Faraday to Hannah Mary Reynolds1   28 September 1837

Royal Institution | 28 Septr. 1837

Dear Madam

The pleasant hours that I spent at your house2 and the kindness I received there make me glad of an opportunity of writing to thank you once more for that which I so freely used; even though the occasion is trifling as the present one: but having obtained the nets I spoke of I now send them. Remember they are not for such a dish as the one you gave me the receipt for but for common place hard current dumplings things perhaps which you never saw but which are nevertheless very good things of their kind. The dumplings when put into its net is to be tied up tight (but not squeezed) and when turned out after baking presents <-><-> but you must make the experiment3.

Herewith I send also two copies of the paper written by Dr. Moll4 of which I spoke to Dr. Reynolds5[.] Will you give them to him with very sincere thanks on my part for all his kindness. I have seen Mr. Daniell but once since he came home but he could speak of nothing then but your reception of him[.] It will indeed be a very long time ere we shall meet without thinking of you all at Liverpool[.]

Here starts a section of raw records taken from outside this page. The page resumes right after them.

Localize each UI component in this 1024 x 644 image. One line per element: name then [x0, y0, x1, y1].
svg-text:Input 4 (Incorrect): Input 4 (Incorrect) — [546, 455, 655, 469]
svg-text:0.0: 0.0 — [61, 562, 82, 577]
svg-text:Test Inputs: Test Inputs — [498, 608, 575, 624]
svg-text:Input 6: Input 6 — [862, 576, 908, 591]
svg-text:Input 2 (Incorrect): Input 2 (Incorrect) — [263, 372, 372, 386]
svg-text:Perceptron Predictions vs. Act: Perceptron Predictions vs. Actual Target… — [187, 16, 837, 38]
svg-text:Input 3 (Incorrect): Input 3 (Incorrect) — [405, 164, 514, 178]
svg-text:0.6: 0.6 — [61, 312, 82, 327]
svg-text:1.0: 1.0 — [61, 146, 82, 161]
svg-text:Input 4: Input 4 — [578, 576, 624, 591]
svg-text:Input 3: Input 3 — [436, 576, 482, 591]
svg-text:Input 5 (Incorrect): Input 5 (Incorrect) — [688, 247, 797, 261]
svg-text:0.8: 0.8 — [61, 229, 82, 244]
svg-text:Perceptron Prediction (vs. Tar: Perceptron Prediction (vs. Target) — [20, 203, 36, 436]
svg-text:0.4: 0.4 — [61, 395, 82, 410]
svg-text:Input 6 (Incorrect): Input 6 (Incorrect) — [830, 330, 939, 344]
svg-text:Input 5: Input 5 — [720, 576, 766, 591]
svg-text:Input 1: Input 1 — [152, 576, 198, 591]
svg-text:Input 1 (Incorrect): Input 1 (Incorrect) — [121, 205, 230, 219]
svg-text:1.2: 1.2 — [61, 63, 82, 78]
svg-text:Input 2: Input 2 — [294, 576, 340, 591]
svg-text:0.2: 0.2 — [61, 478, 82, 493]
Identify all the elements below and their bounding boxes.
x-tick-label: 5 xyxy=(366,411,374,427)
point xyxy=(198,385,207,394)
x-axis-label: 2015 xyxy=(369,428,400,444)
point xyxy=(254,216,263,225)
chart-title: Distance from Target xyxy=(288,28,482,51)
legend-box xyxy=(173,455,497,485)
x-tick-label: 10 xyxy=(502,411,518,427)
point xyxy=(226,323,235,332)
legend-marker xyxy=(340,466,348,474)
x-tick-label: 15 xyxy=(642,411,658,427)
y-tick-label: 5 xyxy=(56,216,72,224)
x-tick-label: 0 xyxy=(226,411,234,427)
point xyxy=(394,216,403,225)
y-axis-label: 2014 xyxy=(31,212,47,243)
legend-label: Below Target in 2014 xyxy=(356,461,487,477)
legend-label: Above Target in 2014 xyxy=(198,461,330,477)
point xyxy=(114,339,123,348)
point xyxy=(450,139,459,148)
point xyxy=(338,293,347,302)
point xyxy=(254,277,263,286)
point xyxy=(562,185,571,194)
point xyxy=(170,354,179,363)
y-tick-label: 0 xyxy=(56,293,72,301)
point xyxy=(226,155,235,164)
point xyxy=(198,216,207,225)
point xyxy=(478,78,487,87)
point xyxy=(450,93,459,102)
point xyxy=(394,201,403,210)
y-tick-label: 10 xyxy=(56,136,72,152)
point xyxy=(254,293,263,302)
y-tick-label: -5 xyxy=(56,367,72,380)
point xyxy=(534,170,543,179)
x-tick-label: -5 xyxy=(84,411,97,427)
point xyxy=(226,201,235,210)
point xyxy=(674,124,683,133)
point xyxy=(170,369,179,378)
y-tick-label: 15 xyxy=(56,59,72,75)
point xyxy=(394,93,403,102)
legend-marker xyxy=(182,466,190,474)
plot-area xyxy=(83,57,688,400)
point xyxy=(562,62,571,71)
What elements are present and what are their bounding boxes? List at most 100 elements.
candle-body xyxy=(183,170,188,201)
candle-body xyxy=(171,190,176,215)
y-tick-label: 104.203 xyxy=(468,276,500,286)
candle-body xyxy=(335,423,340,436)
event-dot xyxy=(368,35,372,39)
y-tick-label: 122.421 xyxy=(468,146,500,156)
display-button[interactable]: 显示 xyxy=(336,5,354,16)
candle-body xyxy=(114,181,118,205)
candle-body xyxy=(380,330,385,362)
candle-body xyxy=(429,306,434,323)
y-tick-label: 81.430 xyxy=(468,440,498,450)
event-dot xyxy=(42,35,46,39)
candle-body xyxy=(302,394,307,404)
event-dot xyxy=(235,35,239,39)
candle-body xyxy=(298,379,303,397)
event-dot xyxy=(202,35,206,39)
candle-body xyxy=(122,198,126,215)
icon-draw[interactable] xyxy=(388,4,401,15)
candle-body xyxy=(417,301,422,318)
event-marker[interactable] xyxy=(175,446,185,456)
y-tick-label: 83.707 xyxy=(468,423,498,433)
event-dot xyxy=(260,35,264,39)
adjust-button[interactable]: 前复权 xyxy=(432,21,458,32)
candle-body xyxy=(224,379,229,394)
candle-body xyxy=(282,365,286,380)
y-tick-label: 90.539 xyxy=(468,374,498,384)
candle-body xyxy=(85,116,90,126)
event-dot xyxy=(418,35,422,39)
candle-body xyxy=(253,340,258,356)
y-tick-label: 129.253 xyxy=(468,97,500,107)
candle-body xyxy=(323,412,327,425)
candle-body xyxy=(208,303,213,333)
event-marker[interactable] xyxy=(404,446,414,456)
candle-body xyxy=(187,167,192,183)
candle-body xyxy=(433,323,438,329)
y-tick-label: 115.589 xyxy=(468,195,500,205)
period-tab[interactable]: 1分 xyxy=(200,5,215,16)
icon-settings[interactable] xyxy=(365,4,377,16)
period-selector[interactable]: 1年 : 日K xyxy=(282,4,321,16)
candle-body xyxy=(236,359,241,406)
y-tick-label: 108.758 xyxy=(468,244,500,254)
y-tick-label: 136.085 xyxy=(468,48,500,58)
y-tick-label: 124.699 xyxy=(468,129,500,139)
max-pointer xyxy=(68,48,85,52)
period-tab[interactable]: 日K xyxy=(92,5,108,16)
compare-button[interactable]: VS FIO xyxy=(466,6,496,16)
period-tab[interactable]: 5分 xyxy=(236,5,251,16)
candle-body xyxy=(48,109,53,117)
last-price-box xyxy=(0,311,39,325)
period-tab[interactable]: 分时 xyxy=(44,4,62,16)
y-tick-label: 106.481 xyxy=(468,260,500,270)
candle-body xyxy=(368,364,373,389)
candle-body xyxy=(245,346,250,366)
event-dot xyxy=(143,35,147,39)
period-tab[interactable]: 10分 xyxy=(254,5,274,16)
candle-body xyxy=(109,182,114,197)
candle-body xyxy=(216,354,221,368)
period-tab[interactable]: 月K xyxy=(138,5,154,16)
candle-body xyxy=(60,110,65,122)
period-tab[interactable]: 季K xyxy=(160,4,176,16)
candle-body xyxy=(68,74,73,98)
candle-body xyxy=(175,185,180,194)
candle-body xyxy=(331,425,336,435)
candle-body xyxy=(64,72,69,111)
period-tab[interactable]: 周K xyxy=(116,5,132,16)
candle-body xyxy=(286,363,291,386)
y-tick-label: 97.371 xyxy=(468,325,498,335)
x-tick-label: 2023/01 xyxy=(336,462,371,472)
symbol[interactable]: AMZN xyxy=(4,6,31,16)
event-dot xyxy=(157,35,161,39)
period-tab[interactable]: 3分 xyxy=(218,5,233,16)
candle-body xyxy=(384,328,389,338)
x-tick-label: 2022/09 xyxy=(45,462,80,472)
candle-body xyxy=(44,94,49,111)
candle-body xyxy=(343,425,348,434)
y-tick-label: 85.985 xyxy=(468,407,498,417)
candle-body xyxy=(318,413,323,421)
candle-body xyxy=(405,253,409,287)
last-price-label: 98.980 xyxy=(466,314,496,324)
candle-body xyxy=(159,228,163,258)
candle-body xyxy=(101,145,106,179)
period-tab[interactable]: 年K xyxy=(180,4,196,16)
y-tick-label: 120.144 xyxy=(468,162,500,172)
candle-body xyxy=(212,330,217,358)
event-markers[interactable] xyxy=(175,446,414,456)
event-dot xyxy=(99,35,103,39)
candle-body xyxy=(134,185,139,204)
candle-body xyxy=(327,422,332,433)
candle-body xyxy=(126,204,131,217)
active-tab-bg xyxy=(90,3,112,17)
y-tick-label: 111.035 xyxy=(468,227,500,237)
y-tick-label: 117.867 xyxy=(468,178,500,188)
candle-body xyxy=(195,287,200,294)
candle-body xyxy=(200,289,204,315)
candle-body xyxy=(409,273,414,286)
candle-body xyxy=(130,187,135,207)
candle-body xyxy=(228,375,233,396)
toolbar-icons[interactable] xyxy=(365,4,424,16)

I am My dear Madam | With great respect | Your faithful Servant | M. Faraday

Mrs. Reynolds

Hannah Mary Reynolds, née Rathbone (1791–1865, Greg (1905), 205). Married William Reynolds in 1831.
Which Faraday visited while attending the Liverpool meeting of the British Association. See Faraday to Sarah Faraday, 12 September 1837, letter 1027, volume 2.
See Faraday to Reynolds, 15 July 1854, letter 2867, volume 4.
Gerard Moll (1785–1838, DSB). Professor of Physics and Director of the Observatory at Utrecht who criticised the ‘Decline of Science’ debate in England in [Moll] (1831).
William Reynolds (1803–1877, Greg (1905), 204). Physician at Liverpool Infirmary. Cook (1981), 56, 132.

Bibliography

COOK, A.L.M. (1981): Liverpool's Northern Hospital, 1834-1978, Liverpool.

GREG, Emily, (1905): Reynolds-Rathbone Diaries and Letters 1753-1839, [Edinburgh].